We then worked with the African Data Initiative to develop a procurement-specific menu on their open-source statistics software, R-Instat. They originally developed R-Instat to address the need for greater access to statistical analysis tools in Africa, and have used the tool for a number of other development goals, most prominently, for helping farmers to analyse and act upon climate data.
The procurement menu on R-Instat provides a drop-down menu, on which users will find simple ways to analyse the data (for video guides, see here, here and here). We have uploaded two datasets of World-Bank funded contracts across a wide range of developing countries and many years. You can choose any one of our ‘red flags’, and easily see its prevalence in a particular country over time, or compare countries or sectors in the same year.
Visualisations are important in data analysis, so R-Instat also includes many graph and map options as well as tables. In our Ghana workshop, we brought the data, the method, and the software and added two more key ingredients: anti-corruption activists from Ghanaian NGOs, who know all about how politicians and public officials manipulate the procurement process to divert public money into their pockets; and some of Africa’s best maths students, studying at AIMS Ghana, who know how to use statistics to analyse data.

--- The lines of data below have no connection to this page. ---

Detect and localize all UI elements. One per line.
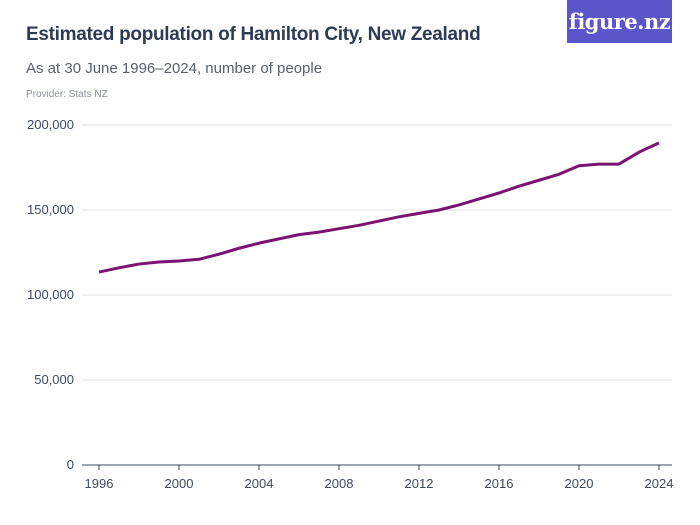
x-tick-label: 2000 [165,476,194,491]
y-tick-label: 200,000 [27,117,74,132]
y-tick-label: 150,000 [27,202,74,217]
x-tick-label: 2016 [485,476,514,491]
y-tick-label: 100,000 [27,287,74,302]
y-tick-label: 0 [67,457,74,472]
x-tick-label: 2020 [565,476,594,491]
chart-title: Estimated population of Hamilton City, N… [26,24,481,45]
x-tick-label: 1996 [85,476,114,491]
figure-nz-logo[interactable]: figure.nz [567,0,672,43]
x-tick-label: 2012 [405,476,434,491]
y-tick-label: 50,000 [34,372,74,387]
series-line-population [98,141,660,274]
x-tick-label: 2004 [245,476,274,491]
x-tick-label: 2024 [645,476,674,491]
chart-subtitle: As at 30 June 1996–2024, number of peopl… [26,60,323,77]
provider-label: Provider: Stats NZ [26,89,108,100]
x-tick-label: 2008 [325,476,354,491]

Over one-and-a-half days, working in interdisciplinary groups, the teams analysed our donor aid data using R-Instat. Even in such a short time, they were able to produce graphs comparing the prevalence of red flags across countries or over time. They learned that there are different ways of counting contracts – by number or by value – and these might yield different results. And they noticed that sometimes a lot of data are missing, which might be a red flag in itself.
By the end of the workshop, the groups had started to delve deeper into the data . They spotted surprising patterns and sought to understand what might lie behind them, or used their knowledge of how corruption occurs to think about how red flags might relate to one another. Are companies that win because they are the only bidder more likely to be registered in offshore secret jurisdictions, for example?
Playing with the data is easy in R-Instat, and that means that users can easily experiment, test ideas and theories, or look for evidence to support or refute rumours. As one of the participants said afterwards, “now we can talk about corruption in this country in a more focused, targeted and sensible manner…cos too often the overly political and emotive discussions tend to obfuscate the real issues and even impact”.
The workshop helped show what can be done with evidence. We still need data as a starting point, but by showcasing what can be done with the right tools, we also hope to create advocates who will lobby governments for greater transparency as well as for tighter control over how public money is spent.